Para Gadamer (1900-2002) a história não nos pertence; nós pertencemos à história. O sujeito como interprete não pode ficar do lado de fora da história e da cultura. Por isso nunca é possível alcançar uma perspectiva hermenêutica inteiramente objetiva. Nisto reside sua crítica à Kant e ao Iluminismo. Todos temos preconceitos. Mas atenção: aqui os preconceitos não devem ser vistos como um malefício, pois são o ponto de partida. Logo, o interpretador conversa com o interpretado. Ao ler algo, na verdade leio muito mais a mim mesmo do que o algo propriamente dito. Ao ler a coisa eu descubro a mim mesmo. Eu leio eu mesmo no outro. Mas o que é preconceito para Gadamer? O ser humano ontológico, i. é, a essência do que é mais humano, o ser enquanto ser. Portanto, quando A vai interpretar B, primeiramente o A precisa assumir o seu preconceito, ou seja, revelar onde está, de que ponto de vista está vendo, em síntese, quem é A! Preconceito é o que A possui como condicionamento histórico-antropológico. O preconceito é o veredito anterior. Gadamer leva em conta a tradição do leitor. O interpretador (A) não julga o interpretado (B). Pelo contrário, primeiro o interpretador (A) faz uma análise de si mesmo, de seus preconceitos e condicionamentos para então interpretar seu objeto (B). Primeiro A precisa interpretar a si mesmo (ontologia), afirmar qual é seu ponto de vista, para então interpretar B. B não precisa ter os mesmos preconceitos que A, mas A precisa clarear seus preconceitos para interpretar B. Esta é a relação entre A e B em Gadamer.
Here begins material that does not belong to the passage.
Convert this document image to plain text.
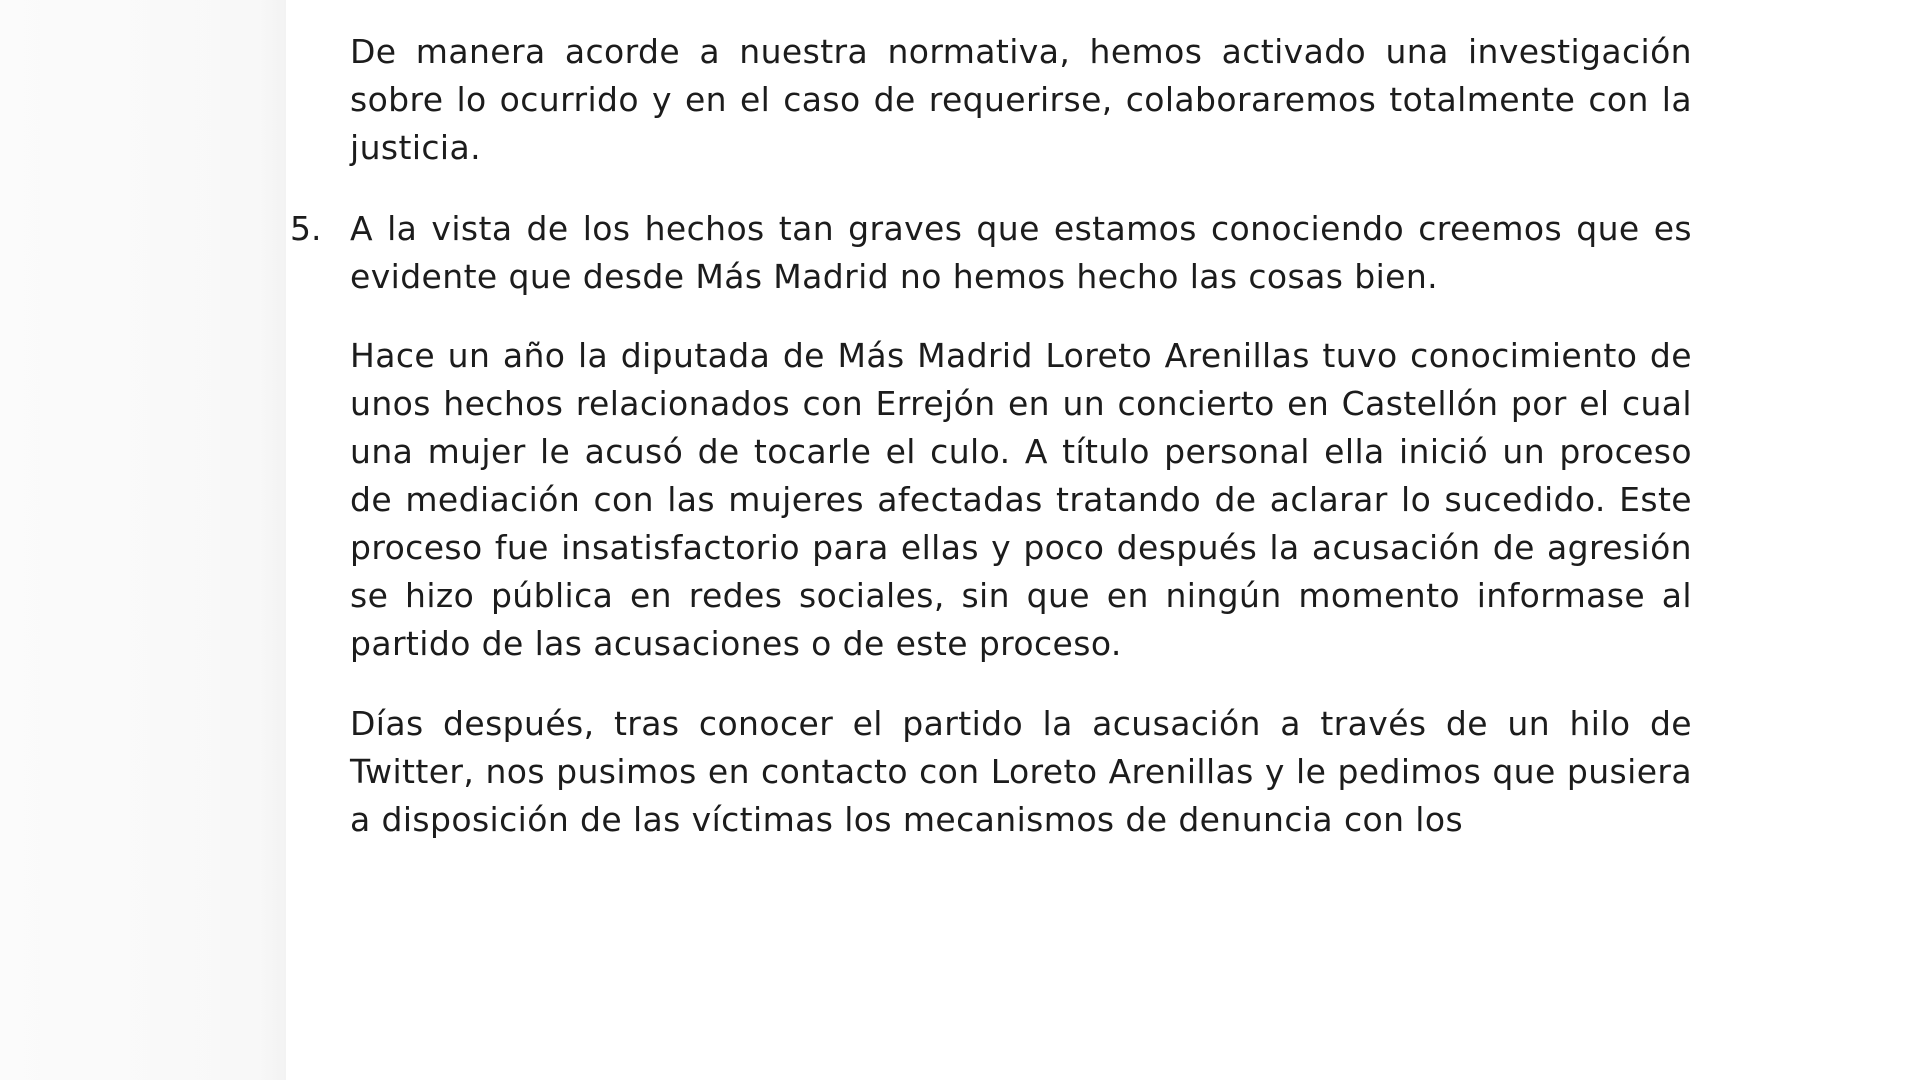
De manera acorde a nuestra normativa, hemos activado una investigación sobre lo ocurrido y en el caso de requerirse, colaboraremos totalmente con la justicia.

5. A la vista de los hechos tan graves que estamos conociendo creemos que es evidente que desde Más Madrid no hemos hecho las cosas bien.

Hace un año la diputada de Más Madrid Loreto Arenillas tuvo conocimiento de unos hechos relacionados con Errejón en un concierto en Castellón por el cual una mujer le acusó de tocarle el culo. A título personal ella inició un proceso de mediación con las mujeres afectadas tratando de aclarar lo sucedido. Este proceso fue insatisfactorio para ellas y poco después la acusación de agresión se hizo pública en redes sociales, sin que en ningún momento informase al partido de las acusaciones o de este proceso.

Días después, tras conocer el partido la acusación a través de un hilo de Twitter, nos pusimos en contacto con Loreto Arenillas y le pedimos que pusiera a disposición de las víctimas los mecanismos de denuncia con los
Levinas (1906-1995) dá um grande passo na relação entre interpretador e interpretado. Para ele o texto não é uma coisa, não é objeto, mas sujeito. Logo, sujeito interpreta sujeito. O interpretador constrói alteridade com o objeto pesquisado e o objeto pesquisado se torna uma pessoa. O outro é aquele que questiona os poderes do eu e permite quebrar a neutralidade do ser. Levinas foi influenciado pela fenomenologia de Edmund Husserl e Martin Heidegger. Logo, o texto (seja ele literal, verbal ou enquanto história e cultura) é sujeito que dialoga (do gr. δια λόγος = por meio da palavra) com o sujeito que interpreta. Aqui a relação entre A e B se dá no fato de que B não está abaixo ou depois de A, pelo contrário: B dialoga com A como uma pessoa. A e B constroem alteridade, uma amizade, um é o outro do outro.

Portanto, há dois inimigos comuns a todos os autores citados: o iluminismo e o racionalismo. Dando “nome aos bois”: Descartes e Kant. Todos procuraram, a sua própria maneira, considerar tanto a pessoa do interprete como o sujeito interpretado não apenas em um sistema subjugador e dominador, mas de relação mútua e auto reconhecimento. De todos se aprende uma única lição: a razão humana é falha por si própria. Como já dizia o antigo filósofo Sócrates: “A presunção do saber é o maior obstáculo ao conhecimento de coisas novas”. O reconhecimento dos próprios preconceitos e da própria ignorância é o justo caminho para a compreensão do todo que nos cerca. A verdadeira hermenêutica se faz com conjunção coordenativa e não com conjunção subordinativa como apregoou o Iluminismo. Hermenêutica é a arte da interpretação. Que o interpretado se torne nosso melhor amigo. Hermenêutica e ciência objetiva são coisas a serem repensadas.

LITERATURA UTILIZADA E RECOMENDADA:

GRONDIN, Jean. Introdução à Hermenêutica Filosófica. São Leopoldo: Unisinos, 1999.

ZILSE, Raphaelson S. Base Filosófica para uma Estrutura Dogmática?. in: SCHWAMBACH, Claus (Coord.). Vox Scripturae. Vol. XXI, nº II. São Bento do Sul: FLT/União Cristã, 2013.